We want to design the low-pass filter with -3dB at 100Hz (cutoff frequency) and at least -70dB at 350Hz. Minimal ripple is desired at the same time. So we are looking for capacitances c1, c2, c3, c4 and c5, which will give the most satisfying frequency response. Frequency response is in our case given by:

H(j w) = H(jw, c1, c2, c3, c4, c5)

Because of the given circuit topology the dc gain will always be 0dB for arbitrary capacitances c1, c2, c3, c4 and c5.

H(j0, c1, c2, c3, c4, c5) = 1 = 0dB

We can estimate the explicit constraints of the capacitances c1, c2, c3, c4 and c5.

50nF < c1 < 500nF
5nF < c2 < 50nF
100nF < c3 < 1uF
100nF < c4 < 1uF
1nF < c5 < 10nF

In this example, we are searching for the capacitances c1, c2, c3, c4 and c5 inside these intervals, which will give the required frequency response.

Now we have to define the cost function. It has to increase with ripple, difference between cutoff frequency and 100Hz and dBs above -70dB at 350Hz. The cost function will be defined by simply adding those three requests without weights (all are equally important). The second request will not be strictly realised. The cost function will be increased if frequency response is below -3dB at 98Hz (cutoff frequency is to low) and if frequency response is above -3dB at 102Hz (cutoff frequency is to high).

E(c1, c2, c3, c4, c5) = (ripple) +
((below -3dB at 98Hz) + (above -3dB at 102Hz)) +
(above -70dB at 350Hz)

Because we are interested only in vector v(8), we will not save all other vectors calculated in a particular analysis. save command defines which vectors will be saved. Then the circuit's netlist is loaded by source command.

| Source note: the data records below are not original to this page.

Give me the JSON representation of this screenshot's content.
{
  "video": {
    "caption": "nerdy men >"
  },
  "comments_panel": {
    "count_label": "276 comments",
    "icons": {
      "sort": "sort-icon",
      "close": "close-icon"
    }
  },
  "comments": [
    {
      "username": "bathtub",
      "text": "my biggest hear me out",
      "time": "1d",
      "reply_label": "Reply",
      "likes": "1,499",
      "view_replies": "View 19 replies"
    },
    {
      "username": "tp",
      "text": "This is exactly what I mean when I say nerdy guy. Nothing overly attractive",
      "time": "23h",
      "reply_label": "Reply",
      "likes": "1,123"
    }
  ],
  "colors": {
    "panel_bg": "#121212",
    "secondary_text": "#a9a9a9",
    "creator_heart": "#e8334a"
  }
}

Spice Opus 1 -> source (filename with netlist of the circuit)
Circuit: *** the fifth-order low-pass filter ***
Spice Opus 2 -> save v(8)

First we have to define the parameters, which can vary in the optimisation process. Those are capacitances of elements c1, c2, c3, c4 and c5. This can be done by optimize parameter command. At the same time we will give the explicit constraints for all parameters and the initial point (c1 = 250nF, c2 = 25nF, c3 = 500nF, c4 = 500nF and c5 = 5nF), where the optimisation algorithm will start.

Spice Opus 3 -> optimize parameter 0 @c1[capacitance]
  low 50n high 500n initial 250n
Spice Opus 4 -> optimize parameter 1 @c2[capacitance]
  low 5n high 50n initial 25n
Spice Opus 5 -> optimize parameter 2 @c3[capacitance]
  low 100n high 1u initial 500n
Spice Opus 6 -> optimize parameter 3 @c4[capacitance]
  low 100n high 1u initial 500n
Spice Opus 7 -> optimize parameter 4 @c5[capacitance]
  low 1n high 10n initial 5n

We also have to define the commands, which will be executed in every iteration. Those commands have to provide data for computing the value of the cost function and for verifying the implicit constraints (in this example there are no implicit constraints). To compute the cost function the frequency response is needed. It will be computed by three ac analyses, so we will define three ac commands by optimize analysis command.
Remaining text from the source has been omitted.